Un recente studio condotto dall’Università del Michigan ha portato alla luce un metodo efficace per affrontare il problema degli sprechi alimentari globali, una questione che affligge il nostro pianeta da decenni. Questa ricerca non solo suggerisce che un migliore accesso alla catena del freddo potrebbe ridurre drasticamente le perdite di cibo, ma evidenzia anche come questo miglioramento possa avere un impatto significativo sulle emissioni di gas serra.
Attualmente, circa un terzo degli alimenti prodotti nel mondo viene sprecato. Questa cifra è impressionante e preoccupante, considerando che 800 milioni di persone soffrono la fame e circa 9 milioni non sopravvivono alla mancanza di cibo. Non è solo una questione di risorse sprecate, ma anche di impatto ambientale: le perdite alimentari contribuiscono per circa l’8% alle emissioni globali di gas serra, aggravando ulteriormente la crisi climatica.
Pubblicato sulla rivista Environmental Research Letters, lo studio dell’Università del Michigan ha sviluppato uno strumento di stima delle perdite alimentari che valuta l’effetto di un migliore accesso alla catena del freddo su sette tipi di alimenti (cereali, pesce e frutti di mare, frutta e verdura, carne, latticini, semi oleosi e legumi, radici e tuberi) in sette diverse regioni del mondo (Europa, Asia industrializzata, America Latina, Nord Africa e Asia centrale, Nord America e Oceania, Asia meridionale e sud-orientale, e Africa subsahariana).
Secondo i ricercatori, una catena del freddo inefficiente, che non garantisce un ambiente costantemente refrigerato per i prodotti deperibili, è responsabile di perdite alimentari che possono arrivare a 620 milioni di tonnellate all’anno. Questo significa che un miglioramento nella catena del freddo potrebbe avere un impatto significativo nel ridurre lo spreco alimentare.

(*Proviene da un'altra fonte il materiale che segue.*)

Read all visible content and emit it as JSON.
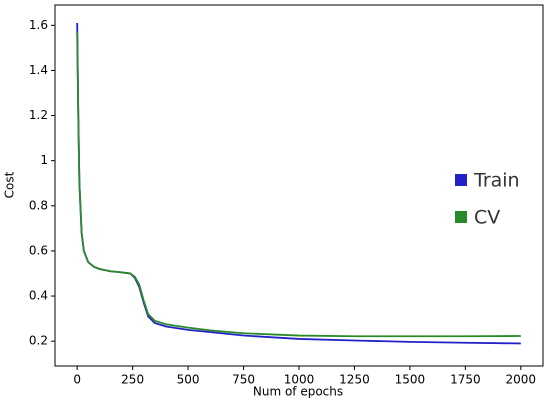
{
  "chart_data": {
    "type": "line",
    "xlabel": "Num of epochs",
    "ylabel": "Cost",
    "x": [
      0,
      5,
      10,
      20,
      30,
      50,
      75,
      100,
      150,
      200,
      240,
      260,
      280,
      300,
      320,
      350,
      400,
      500,
      600,
      750,
      1000,
      1250,
      1500,
      1750,
      2000
    ],
    "series": [
      {
        "name": "Train",
        "color": "#2222c8",
        "values": [
          1.61,
          1.2,
          0.9,
          0.68,
          0.6,
          0.55,
          0.53,
          0.52,
          0.51,
          0.505,
          0.5,
          0.48,
          0.44,
          0.37,
          0.31,
          0.28,
          0.265,
          0.25,
          0.24,
          0.225,
          0.21,
          0.203,
          0.197,
          0.193,
          0.19
        ]
      },
      {
        "name": "CV",
        "color": "#2a8a2a",
        "values": [
          1.57,
          1.2,
          0.9,
          0.68,
          0.6,
          0.55,
          0.53,
          0.52,
          0.51,
          0.505,
          0.5,
          0.485,
          0.45,
          0.38,
          0.32,
          0.29,
          0.275,
          0.26,
          0.248,
          0.235,
          0.225,
          0.222,
          0.222,
          0.222,
          0.223
        ]
      }
    ],
    "xlim": [
      -100,
      2100
    ],
    "xticks": [
      0,
      250,
      500,
      750,
      1000,
      1250,
      1500,
      1750,
      2000
    ],
    "ylim": [
      0.09,
      1.69
    ],
    "yticks": [
      0.2,
      0.4,
      0.6,
      0.8,
      1.0,
      1.2,
      1.4,
      1.6
    ],
    "grid": false,
    "legend": "center right"
  }
}
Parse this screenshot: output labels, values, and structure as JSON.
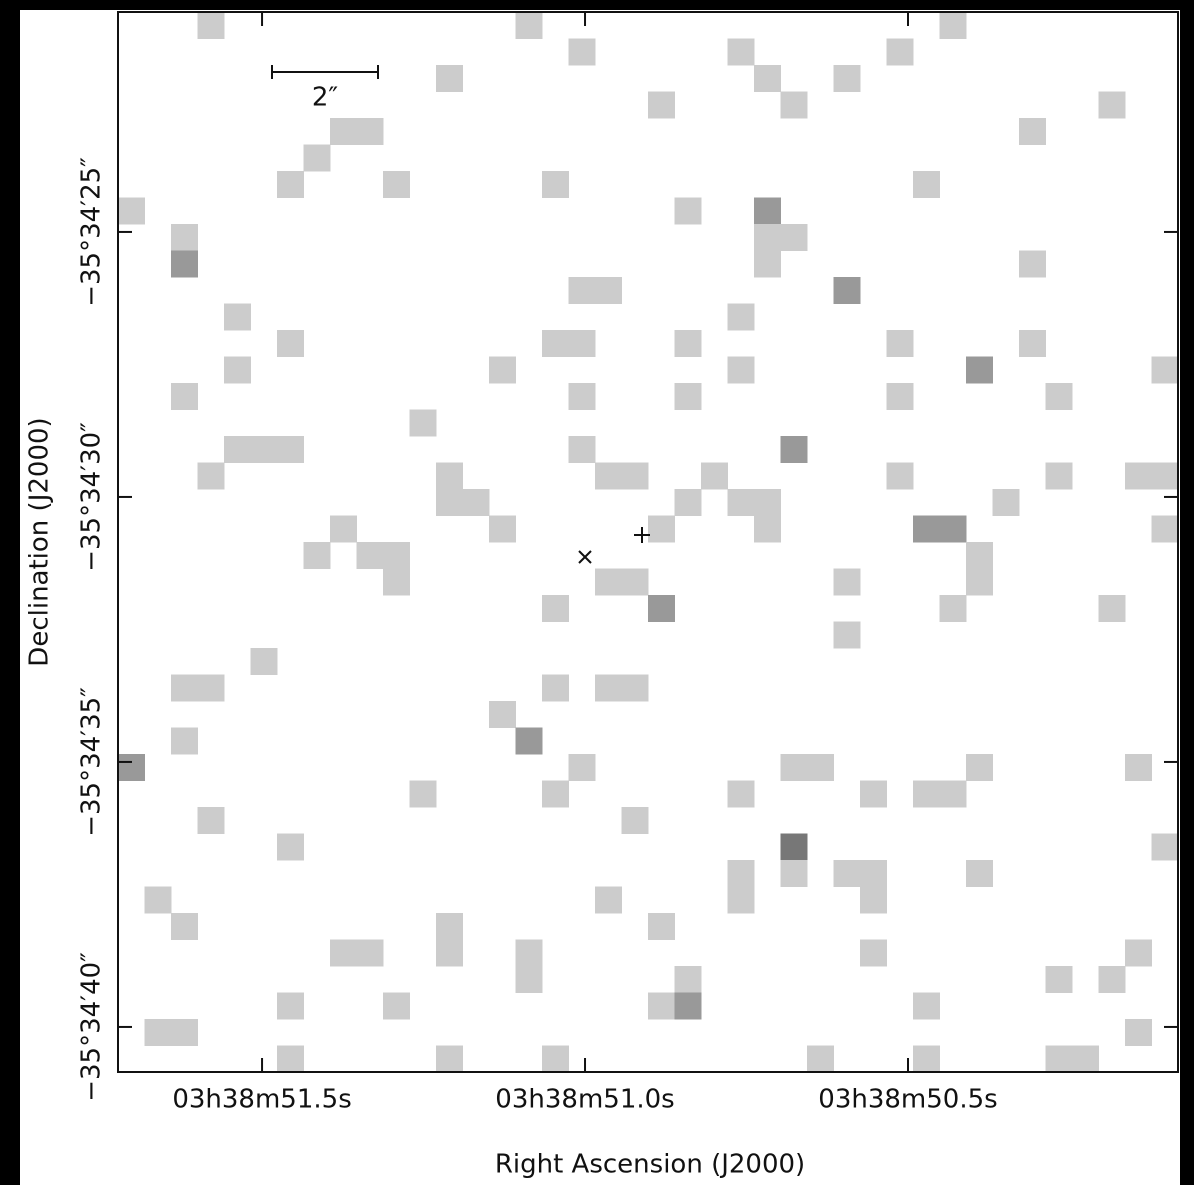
{
  "chart_data": {
    "type": "image",
    "xlabel": "Right Ascension (J2000)",
    "ylabel": "Declination (J2000)",
    "xlim": [
      51.723,
      50.082
    ],
    "xticks": [
      {
        "value": 51.5,
        "label": "03h38m51.5s"
      },
      {
        "value": 51.0,
        "label": "03h38m51.0s"
      },
      {
        "value": 50.5,
        "label": "03h38m50.5s"
      }
    ],
    "ylim": [
      20.85,
      40.85
    ],
    "yticks": [
      {
        "value": 25,
        "label": "−35°34′25″"
      },
      {
        "value": 30,
        "label": "−35°34′30″"
      },
      {
        "value": 35,
        "label": "−35°34′35″"
      },
      {
        "value": 40,
        "label": "−35°34′40″"
      }
    ],
    "scale_bar": {
      "label": "2″",
      "length": 2
    },
    "image_size": [
      40,
      40
    ],
    "colors": {
      "1": "#cccccc",
      "2": "#999999",
      "3": "#777777"
    },
    "pixels": [
      [
        3,
        0,
        1
      ],
      [
        15,
        0,
        1
      ],
      [
        31,
        0,
        1
      ],
      [
        17,
        1,
        1
      ],
      [
        23,
        1,
        1
      ],
      [
        29,
        1,
        1
      ],
      [
        12,
        2,
        1
      ],
      [
        24,
        2,
        1
      ],
      [
        27,
        2,
        1
      ],
      [
        20,
        3,
        1
      ],
      [
        25,
        3,
        1
      ],
      [
        37,
        3,
        1
      ],
      [
        8,
        4,
        1
      ],
      [
        9,
        4,
        1
      ],
      [
        34,
        4,
        1
      ],
      [
        7,
        5,
        1
      ],
      [
        6,
        6,
        1
      ],
      [
        10,
        6,
        1
      ],
      [
        16,
        6,
        1
      ],
      [
        30,
        6,
        1
      ],
      [
        0,
        7,
        1
      ],
      [
        21,
        7,
        1
      ],
      [
        24,
        7,
        2
      ],
      [
        2,
        8,
        1
      ],
      [
        24,
        8,
        1
      ],
      [
        25,
        8,
        1
      ],
      [
        2,
        9,
        2
      ],
      [
        24,
        9,
        1
      ],
      [
        34,
        9,
        1
      ],
      [
        17,
        10,
        1
      ],
      [
        18,
        10,
        1
      ],
      [
        27,
        10,
        2
      ],
      [
        4,
        11,
        1
      ],
      [
        23,
        11,
        1
      ],
      [
        6,
        12,
        1
      ],
      [
        16,
        12,
        1
      ],
      [
        17,
        12,
        1
      ],
      [
        21,
        12,
        1
      ],
      [
        29,
        12,
        1
      ],
      [
        34,
        12,
        1
      ],
      [
        4,
        13,
        1
      ],
      [
        14,
        13,
        1
      ],
      [
        23,
        13,
        1
      ],
      [
        32,
        13,
        2
      ],
      [
        39,
        13,
        1
      ],
      [
        2,
        14,
        1
      ],
      [
        17,
        14,
        1
      ],
      [
        21,
        14,
        1
      ],
      [
        29,
        14,
        1
      ],
      [
        35,
        14,
        1
      ],
      [
        11,
        15,
        1
      ],
      [
        4,
        16,
        1
      ],
      [
        5,
        16,
        1
      ],
      [
        6,
        16,
        1
      ],
      [
        17,
        16,
        1
      ],
      [
        25,
        16,
        2
      ],
      [
        3,
        17,
        1
      ],
      [
        12,
        17,
        1
      ],
      [
        18,
        17,
        1
      ],
      [
        19,
        17,
        1
      ],
      [
        22,
        17,
        1
      ],
      [
        29,
        17,
        1
      ],
      [
        35,
        17,
        1
      ],
      [
        38,
        17,
        1
      ],
      [
        39,
        17,
        1
      ],
      [
        12,
        18,
        1
      ],
      [
        13,
        18,
        1
      ],
      [
        21,
        18,
        1
      ],
      [
        23,
        18,
        1
      ],
      [
        24,
        18,
        1
      ],
      [
        33,
        18,
        1
      ],
      [
        8,
        19,
        1
      ],
      [
        14,
        19,
        1
      ],
      [
        20,
        19,
        1
      ],
      [
        24,
        19,
        1
      ],
      [
        30,
        19,
        2
      ],
      [
        31,
        19,
        2
      ],
      [
        39,
        19,
        1
      ],
      [
        7,
        20,
        1
      ],
      [
        9,
        20,
        1
      ],
      [
        10,
        20,
        1
      ],
      [
        32,
        20,
        1
      ],
      [
        10,
        21,
        1
      ],
      [
        18,
        21,
        1
      ],
      [
        19,
        21,
        1
      ],
      [
        27,
        21,
        1
      ],
      [
        32,
        21,
        1
      ],
      [
        16,
        22,
        1
      ],
      [
        20,
        22,
        2
      ],
      [
        31,
        22,
        1
      ],
      [
        37,
        22,
        1
      ],
      [
        27,
        23,
        1
      ],
      [
        5,
        24,
        1
      ],
      [
        2,
        25,
        1
      ],
      [
        3,
        25,
        1
      ],
      [
        16,
        25,
        1
      ],
      [
        18,
        25,
        1
      ],
      [
        19,
        25,
        1
      ],
      [
        14,
        26,
        1
      ],
      [
        2,
        27,
        1
      ],
      [
        15,
        27,
        2
      ],
      [
        0,
        28,
        2
      ],
      [
        17,
        28,
        1
      ],
      [
        25,
        28,
        1
      ],
      [
        26,
        28,
        1
      ],
      [
        32,
        28,
        1
      ],
      [
        38,
        28,
        1
      ],
      [
        11,
        29,
        1
      ],
      [
        16,
        29,
        1
      ],
      [
        23,
        29,
        1
      ],
      [
        28,
        29,
        1
      ],
      [
        30,
        29,
        1
      ],
      [
        31,
        29,
        1
      ],
      [
        3,
        30,
        1
      ],
      [
        19,
        30,
        1
      ],
      [
        6,
        31,
        1
      ],
      [
        25,
        31,
        3
      ],
      [
        39,
        31,
        1
      ],
      [
        23,
        32,
        1
      ],
      [
        25,
        32,
        1
      ],
      [
        27,
        32,
        1
      ],
      [
        28,
        32,
        1
      ],
      [
        32,
        32,
        1
      ],
      [
        1,
        33,
        1
      ],
      [
        18,
        33,
        1
      ],
      [
        23,
        33,
        1
      ],
      [
        28,
        33,
        1
      ],
      [
        2,
        34,
        1
      ],
      [
        12,
        34,
        1
      ],
      [
        20,
        34,
        1
      ],
      [
        8,
        35,
        1
      ],
      [
        9,
        35,
        1
      ],
      [
        12,
        35,
        1
      ],
      [
        15,
        35,
        1
      ],
      [
        28,
        35,
        1
      ],
      [
        38,
        35,
        1
      ],
      [
        15,
        36,
        1
      ],
      [
        21,
        36,
        1
      ],
      [
        35,
        36,
        1
      ],
      [
        37,
        36,
        1
      ],
      [
        6,
        37,
        1
      ],
      [
        10,
        37,
        1
      ],
      [
        20,
        37,
        1
      ],
      [
        21,
        37,
        2
      ],
      [
        30,
        37,
        1
      ],
      [
        1,
        38,
        1
      ],
      [
        2,
        38,
        1
      ],
      [
        38,
        38,
        1
      ],
      [
        6,
        39,
        1
      ],
      [
        12,
        39,
        1
      ],
      [
        16,
        39,
        1
      ],
      [
        26,
        39,
        1
      ],
      [
        30,
        39,
        1
      ],
      [
        35,
        39,
        1
      ],
      [
        36,
        39,
        1
      ]
    ]
  }
}
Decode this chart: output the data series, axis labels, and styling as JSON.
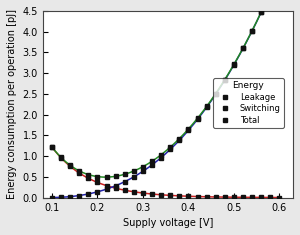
{
  "title": "",
  "xlabel": "Supply voltage [V]",
  "ylabel": "Energy consumption per operation [pJ]",
  "xlim": [
    0.08,
    0.63
  ],
  "ylim": [
    0.0,
    4.5
  ],
  "xticks": [
    0.1,
    0.2,
    0.3,
    0.4,
    0.5,
    0.6
  ],
  "yticks": [
    0.0,
    0.5,
    1.0,
    1.5,
    2.0,
    2.5,
    3.0,
    3.5,
    4.0,
    4.5
  ],
  "leakage_color": "#cc2222",
  "switching_color": "#2222aa",
  "total_color": "#228822",
  "marker_color": "#111111",
  "legend_title": "Energy",
  "legend_labels": [
    "Leakage",
    "Switching",
    "Total"
  ],
  "background_color": "#ffffff",
  "outer_background": "#e8e8e8",
  "figsize": [
    3.0,
    2.35
  ],
  "dpi": 100
}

I risultati dello studio indicano che quasi la metà dello spreco alimentare, ovvero circa 620 milioni di tonnellate, potrebbe essere eliminata attraverso l’implementazione di catene di fornitura alimentare completamente refrigerate a livello globale. Questa ottimizzazione potrebbe anche ridurre le emissioni di gas serra associate allo spreco alimentare del 41% su scala mondiale.
Le regioni meno industrializzate, come l’Asia meridionale e sud-orientale, registrano le maggiori perdite alimentari in termini assoluti ma le più basse perdite pro capite. In queste aree, una catena del freddo ottimizzata potrebbe ridurre le perdite alimentari del 45% e le emissioni del 54%. L’Africa subsahariana, che presenta sia le maggiori perdite alimentari che le più alte emissioni per capita, potrebbe beneficiare di una riduzione del 47% nelle perdite alimentari e del 66% nelle emissioni con una refrigerazione migliorata.
Uno degli aspetti più interessanti emersi dallo studio riguarda il tipo di cibo. Sebbene la carne rappresenti solo il 10% dello spreco alimentare globale, essa è responsabile di oltre il 50% delle emissioni di gas serra correlate allo spreco alimentare. Questo dato sottolinea l’importanza di gestire meglio le risorse alimentari animali per ridurre l’impatto ambientale.
Un’altra interessante scoperta è che i sistemi alimentari iperlocalizzati e gestiti in modo virtuoso possono essere ancora più efficaci delle catene del freddo globali ottimizzate nel ridurre lo spreco alimentare. Ciò significa che concentrarsi sulla creazione di reti efficienti per la catena del freddo a livello locale può portare a significative riduzioni nelle perdite alimentari e nelle emissioni di gas serra.
Gli autori dello studio sottolineano che il loro strumento di stima delle perdite alimentari è utile per tutti gli attori della filiera alimentare, inclusi agricoltori, fornitori di prodotti alimentari e rivenditori. Questo strumento può aiutare a identificare e correggere le falle nei sistemi di refrigerazione, ottimizzando così la catena del freddo. Anche i governi e le organizzazioni non governative possono utilizzare questo modello per tracciare e ridurre le perdite alimentari, contribuendo a mitigare la fame e il cambiamento climatico.
È importante notare che lo studio si concentra sulle emissioni associate allo spreco alimentare, ma non prende in considerazione le emissioni che deriverebbero dalle operazioni di una rete di catena del freddo potenziata. Inoltre, i ricercatori non sono ancora certi di come un sistema di refrigerazione migliorato influirà sulla qualità nutrizionale del cibo. Tuttavia, l’obiettivo è garantire che le catene del freddo siano migliorate e gestite in modo sostenibile, bilanciando la riduzione delle perdite alimentari con un impatto minimo sull’ambiente.